Tribune de Genève – Une zone du cerveau inactive chez les égoïstes

Une étude menée par l’Université de Genève (UNIGE) indique des différences cérébrales entre les personnes altruistes et celles qui ne le sont pas.

Des chercheurs genevois ont constaté par neuro-imagerie qu’une zone cérébrale permettant de se projeter dans l’avenir est inactive chez des personnes jugées «égoïstes». Ils ont soumis les participants à un questionnaire sur les conséquences du réchauffement.

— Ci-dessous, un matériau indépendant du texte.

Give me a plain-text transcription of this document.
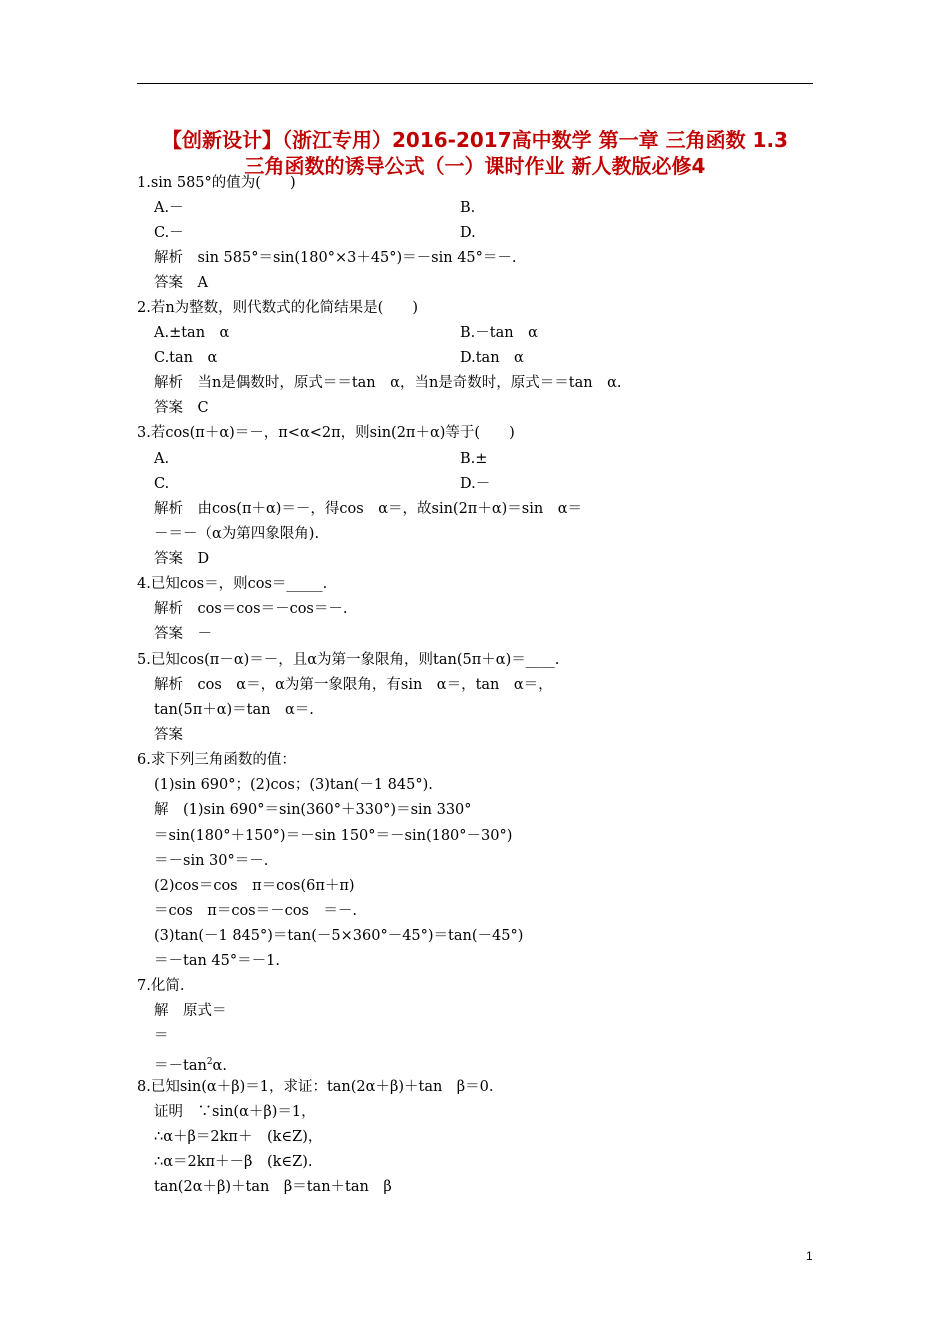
【创新设计】（浙江专用）2016-2017高中数学 第一章 三角函数 1.3
三角函数的诱导公式（一）课时作业 新人教版必修4
1.sin 585°的值为(　　)
A.－	B.
C.－	D.
解析　sin 585°＝sin(180°×3＋45°)＝－sin 45°＝－.
答案　A
2.若n为整数，则代数式的化简结果是(　　)
A.±tan　α	B.－tan　α
C.tan　α	D.tan　α
解析　当n是偶数时，原式＝＝tan　α，当n是奇数时，原式＝＝tan　α.
答案　C
3.若cos(π＋α)＝－，π<α<2π，则sin(2π＋α)等于(　　)
A.	B.±
C.	D.－
解析　由cos(π＋α)＝－，得cos　α＝，故sin(2π＋α)＝sin　α＝
－＝－（α为第四象限角).
答案　D
4.已知cos＝，则cos＝_____.
解析　cos＝cos＝－cos＝－.
答案　－
5.已知cos(π－α)＝－，且α为第一象限角，则tan(5π＋α)＝____.
解析　cos　α＝，α为第一象限角，有sin　α＝，tan　α＝，
tan(5π＋α)＝tan　α＝.
答案
6.求下列三角函数的值：
(1)sin 690°；(2)cos；(3)tan(－1 845°).
解　(1)sin 690°＝sin(360°＋330°)＝sin 330°
＝sin(180°＋150°)＝－sin 150°＝－sin(180°－30°)
＝－sin 30°＝－.
(2)cos＝cos　π＝cos(6π＋π)
＝cos　π＝cos＝－cos　＝－.
(3)tan(－1 845°)＝tan(－5×360°－45°)＝tan(－45°)
＝－tan 45°＝－1.
7.化简.
解　原式＝
＝
$=-\tan^2\alpha$.
8.已知sin(α＋β)＝1，求证：tan(2α＋β)＋tan　β＝0.
证明　∵sin(α＋β)＝1，
∴α＋β＝2kπ＋　(k∈Z)，
∴α＝2kπ＋－β　(k∈Z).
tan(2α＋β)＋tan　β＝tan＋tan　β
1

«Nous nous sommes demandé ce que l’imagerie à résonance magnétique (IRM) peut nous apprendre sur la manière dont le cerveau traite les informations sur les conséquences du changement climatique dans le futur, et comment ce mécanisme diffère en fonction du caractère auto-centré ou non de la personne», explique Tobias Brosch, professeur à la Section de psychologie de l’Université de Genève (UNIGE), cité mercredi dans un communiqué de cette dernière.

Pour ce faire, les psychologues genevois ont relevé dans le rapport du Groupe d’experts intergouvernemental sur l’évolution du climat (GIEC) certaines prédictions comme la diminution des réserves d’eau potable, l’augmentation des conflits aux frontières ou encore les catastrophes naturelles.

Ils ont attribué une date plus au moins éloignée à chacune de ces conséquences: vers 2030 pour certaines, vers 2080 pour d’autres. Les chercheurs ont ensuite fait remplir un questionnaire standardisé pour mesurer des hiérarchies de valeurs à un panel de 36 participants, marquant les tendances égoïstes ou altruistes de chacun.

Dans l’IRM

Les sujets ont été placés un par un dans l’IRM et confrontés aux conséquences datées. Ils devaient répondre à deux questions sur une échelle de 1 à 8: Est-ce grave? Avez-vous peur?

«Le premier résultat que nous avons obtenu est que pour les personnes à tendance égoïste, le futur proche est beaucoup plus préoccupant que le futur lointain qui se déroulera après leur mort, alors que chez les personnes altruistes, cette différence disparaît, la gravité étant perçue comme identique», indique Tobias Brosch.

Les psychologues se sont concentrés sur l’activité du cortex ventromédian préfrontal (VMPFC), une zone du cerveau située au-dessus des yeux et utilisée lorsque le sujet se projette dans l’avenir et tente de le visualiser.

«Nous avons constaté que chez les personnes altruistes, cette zone cérébrale s’active plus fortement lorsque le sujet est confronté à des conséquences d’un futur lointain par rapport au futur proche, alors que chez une personne égoïste, il n’y a pas d’augmentation d’activité entre une conséquence dans le futur proche et une autre dans le futur lointain», ajoute le Pr Brosch.